Stepan Bandera, une figure nationaliste de guerre associée à l'Organisation des nationalistes ukrainiens (OUN) et à son aile armée, l'Armée insurgée ukrainienne (UPA), est devenue un point focal des tensions croissantes entre l'Ukraine et la Pologne. Ce différend s'est intensifié ces derniers mois, affectant les relations diplomatiques et influençant la dynamique politique au sein des deux nations.
Le président polonais Karol Nawrocki a réagi en révoquant l'ordre de l'aigle blanc décerné au président ukrainien Volodymyr Zelensky en 2023, citant des inquiétudes concernant la glorification des nationalistes en temps de guerre. Cette décision a provoqué une réaction immédiate des responsables polonais, qui l'ont considérée comme une tentative de faire revivre l'héritage des groupes responsables des atrocités commises pendant la Seconde Guerre mondiale.
Le gouvernement polonais, en particulier la faction nationaliste de droite, soutient que de telles actions ne doivent pas être honorées ou commémorées, d'autant plus qu'elles remettent en question le récit historique de la souffrance polonaise pendant la guerre.

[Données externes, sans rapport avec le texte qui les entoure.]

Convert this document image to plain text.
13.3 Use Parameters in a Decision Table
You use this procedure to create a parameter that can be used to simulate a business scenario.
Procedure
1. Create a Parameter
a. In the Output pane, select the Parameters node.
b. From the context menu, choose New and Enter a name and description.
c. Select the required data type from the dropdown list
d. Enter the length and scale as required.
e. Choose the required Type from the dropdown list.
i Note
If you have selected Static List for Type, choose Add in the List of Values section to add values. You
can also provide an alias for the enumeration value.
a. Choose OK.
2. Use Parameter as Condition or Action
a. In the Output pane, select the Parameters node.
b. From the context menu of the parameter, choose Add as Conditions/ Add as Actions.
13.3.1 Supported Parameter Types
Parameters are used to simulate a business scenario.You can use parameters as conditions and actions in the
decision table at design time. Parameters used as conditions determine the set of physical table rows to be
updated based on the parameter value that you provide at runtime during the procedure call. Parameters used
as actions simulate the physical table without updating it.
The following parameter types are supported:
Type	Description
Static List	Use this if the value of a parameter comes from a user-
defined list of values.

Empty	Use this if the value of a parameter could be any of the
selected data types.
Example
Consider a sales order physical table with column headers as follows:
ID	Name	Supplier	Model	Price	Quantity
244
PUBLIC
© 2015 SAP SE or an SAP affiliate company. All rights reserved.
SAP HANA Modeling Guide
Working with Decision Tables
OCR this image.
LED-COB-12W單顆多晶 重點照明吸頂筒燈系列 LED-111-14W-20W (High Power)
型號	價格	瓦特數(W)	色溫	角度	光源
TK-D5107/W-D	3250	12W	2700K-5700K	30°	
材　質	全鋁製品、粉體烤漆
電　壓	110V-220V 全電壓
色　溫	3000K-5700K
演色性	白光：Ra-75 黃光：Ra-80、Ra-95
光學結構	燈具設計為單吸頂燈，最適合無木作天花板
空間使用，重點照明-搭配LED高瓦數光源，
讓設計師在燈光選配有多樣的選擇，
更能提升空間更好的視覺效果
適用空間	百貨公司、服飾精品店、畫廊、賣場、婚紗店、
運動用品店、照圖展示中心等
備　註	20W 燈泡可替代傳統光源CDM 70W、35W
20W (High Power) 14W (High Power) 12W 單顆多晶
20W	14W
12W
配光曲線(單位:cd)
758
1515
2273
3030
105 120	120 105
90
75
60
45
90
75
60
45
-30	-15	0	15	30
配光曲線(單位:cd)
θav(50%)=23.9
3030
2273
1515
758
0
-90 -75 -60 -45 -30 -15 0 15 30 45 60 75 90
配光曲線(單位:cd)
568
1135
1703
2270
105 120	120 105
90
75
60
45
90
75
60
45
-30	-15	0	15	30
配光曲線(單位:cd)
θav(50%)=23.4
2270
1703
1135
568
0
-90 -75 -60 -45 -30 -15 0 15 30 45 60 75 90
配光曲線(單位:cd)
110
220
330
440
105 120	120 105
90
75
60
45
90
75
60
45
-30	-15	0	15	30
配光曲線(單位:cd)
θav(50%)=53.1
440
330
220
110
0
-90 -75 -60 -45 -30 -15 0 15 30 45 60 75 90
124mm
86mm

Cette approche a suscité des critiques de la part des autorités polonaises, qui la considèrent comme un affront direct à l'expérience de guerre de leur pays et une menace potentielle pour la coopération bilatérale. La tension a également affecté la position de la Pologne sur l'aide militaire à l'Ukraine. La droite populiste-nationaliste, qui a une influence significative dans la politique polonaise, a remis en question la décision du gouvernement d'envoyer un nombre limité de systèmes de missiles Patriot à Kiev.
Ce sentiment reflète une division idéologique plus large entre la coalition gouvernementale de centre-gauche et l'opposition de droite nationaliste, qui considère la guerre comme une défense de la souveraineté polonaise contre l'agression russe.
Leur plate-forme comprend un engagement à s'attaquer à la soi-disant " négligence " des massacres de Volhynie, une cause qui résonne fortement parmi les segments de la population polonaise. Les différends historiques sur les massacres de Volhynie restent au centre du débat. Alors que l'Ukraine encadre les actions de l'UPA dans le cadre d'une lutte pour l'indépendance contre la domination soviétique et polonaise, la Pologne insiste sur le fait que la violence visait des civils et constitue un crime contre l'humanité.
Bien qu'il ait été déclaré héros national par l'ancien président ukrainien Viktor Iouchtchenko, son statut a ensuite été révoqué par un tribunal ukrainien, qui a statué que l'héroïsme doit être reconnu dans le contexte de l'État ukrainien moderne.
Des tendances similaires sont évidentes en Ukraine, où les dirigeants nationalistes continuent de défendre l'héritage de personnalités comme Bandera malgré la condamnation internationale.